I have chosen to run every build in a fresh docker container, but dependencies caching can still be done.我选择在新的 docker 容器中运行每个构建,但仍然可以完成依赖项缓存。 This is what I have done:这就是我所做的:

  • Each project has a cache for npm packages, which are zipped they are zipped in a file containing the node_modules folder.每个项目都有一个 npm 包的缓存,这些包被压缩到一个包含node_modules文件夹的文件中。 These zip are all stored in /home/.cache/node_modules folder inside the host (the node where the build is run).这些 zip 文件都存储在主机(运行构建的节点)内的/home/.cache/node_modules文件夹中。 So, when starting the docker container, it must have a bind mount like所以,当启动 docker 容器时,它必须有一个像
docker { 
    image dockerImage
    args "... -v \"/home/.cache/node_modules:/home/.cache/node_modules\""
}
  • I am using a shared library with a custom step for building, its implementation is more or less this one:我正在使用一个带有自定义构建步骤的共享库,它的实现或多或少是这样的:
sh """#!/bin/bash -xe
    function getNodeModulesListHash {
        npm ls 2> /dev/null | md5sum | cut -d ' ' -f 1
    }
    
    frontendProjectHashZip="\$(echo "${project}" | md5sum | cut -d ' '  -f 1).tar"
    [[ -f "/home/.cache/node_modules/\$frontendProjectHashZip" ]] && tar -xf "/home/.cache/node_modules/\$frontendProjectHashZip"

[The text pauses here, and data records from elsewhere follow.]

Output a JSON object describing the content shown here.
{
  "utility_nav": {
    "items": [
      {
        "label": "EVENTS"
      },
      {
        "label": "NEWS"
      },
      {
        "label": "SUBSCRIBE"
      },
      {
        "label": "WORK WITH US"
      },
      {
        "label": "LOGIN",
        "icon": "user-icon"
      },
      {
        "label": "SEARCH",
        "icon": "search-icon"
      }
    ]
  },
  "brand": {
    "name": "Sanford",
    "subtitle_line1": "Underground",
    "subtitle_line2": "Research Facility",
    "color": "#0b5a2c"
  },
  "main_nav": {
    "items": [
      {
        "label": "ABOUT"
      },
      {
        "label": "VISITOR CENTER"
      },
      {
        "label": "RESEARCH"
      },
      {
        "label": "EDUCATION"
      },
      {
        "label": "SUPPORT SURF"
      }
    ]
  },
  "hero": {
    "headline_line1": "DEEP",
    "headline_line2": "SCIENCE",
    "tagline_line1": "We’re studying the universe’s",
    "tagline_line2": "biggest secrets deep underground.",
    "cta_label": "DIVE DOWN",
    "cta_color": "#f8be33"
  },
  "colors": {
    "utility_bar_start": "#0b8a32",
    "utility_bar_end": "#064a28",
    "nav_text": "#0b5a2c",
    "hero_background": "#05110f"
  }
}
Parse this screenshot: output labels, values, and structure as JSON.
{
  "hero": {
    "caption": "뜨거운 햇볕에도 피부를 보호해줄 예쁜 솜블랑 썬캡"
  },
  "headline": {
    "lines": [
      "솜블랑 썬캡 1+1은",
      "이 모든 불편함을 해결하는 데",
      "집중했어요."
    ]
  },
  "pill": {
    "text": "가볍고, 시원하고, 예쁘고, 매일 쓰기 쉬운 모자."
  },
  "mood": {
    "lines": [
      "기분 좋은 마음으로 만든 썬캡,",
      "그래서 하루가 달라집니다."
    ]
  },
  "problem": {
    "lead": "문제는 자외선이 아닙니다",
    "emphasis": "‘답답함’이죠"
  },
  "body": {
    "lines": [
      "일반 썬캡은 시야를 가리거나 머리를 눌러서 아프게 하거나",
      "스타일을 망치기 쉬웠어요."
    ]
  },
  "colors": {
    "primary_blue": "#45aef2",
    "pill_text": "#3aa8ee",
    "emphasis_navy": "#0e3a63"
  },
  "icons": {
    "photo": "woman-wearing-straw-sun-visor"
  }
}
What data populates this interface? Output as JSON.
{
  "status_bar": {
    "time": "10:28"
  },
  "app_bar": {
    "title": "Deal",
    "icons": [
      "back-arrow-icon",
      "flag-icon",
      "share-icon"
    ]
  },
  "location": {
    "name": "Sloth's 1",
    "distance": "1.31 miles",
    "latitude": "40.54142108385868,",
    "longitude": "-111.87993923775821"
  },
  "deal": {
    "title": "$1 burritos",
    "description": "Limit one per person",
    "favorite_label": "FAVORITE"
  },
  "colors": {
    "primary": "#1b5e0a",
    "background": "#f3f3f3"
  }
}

    hashBeforeInstall="\$(getNodeModulesListHash)"
    npm install
    hashAfterInstall="\$(getNodeModulesListHash)"

    if [[ \$hashBeforeInstall != \$hashAfterInstall ]]
    then 
        tar -cf \$frontendProjectHashZip node_modules
        rm -f "/home/.cache/node_modules/\$frontendProjectHashZip"
        mv \$frontendProjectHashZip "/home/.cache/node_modules/\$frontendProjectHashZip"
    fi
"""

The getNodeModulesListHash is used to get the hash of the currently installed packages. getNodeModulesListHash用于获取当前安装的包的哈希值。 This hash is computed before and after the npm install so that if their value is the same, then I do not need to recreate the zip file with node_modules but I can keep the one that I have initially extracted.这个散列是在npm install之前和之后计算的,所以如果它们的值相同,那么我不需要用node_modules重新创建 zip 文件,但我可以保留我最初提取的那个。 The rest is pretty straightforward and the logic is very similar to what other users proposed.其余的非常简单,逻辑与其他用户提出的非常相似。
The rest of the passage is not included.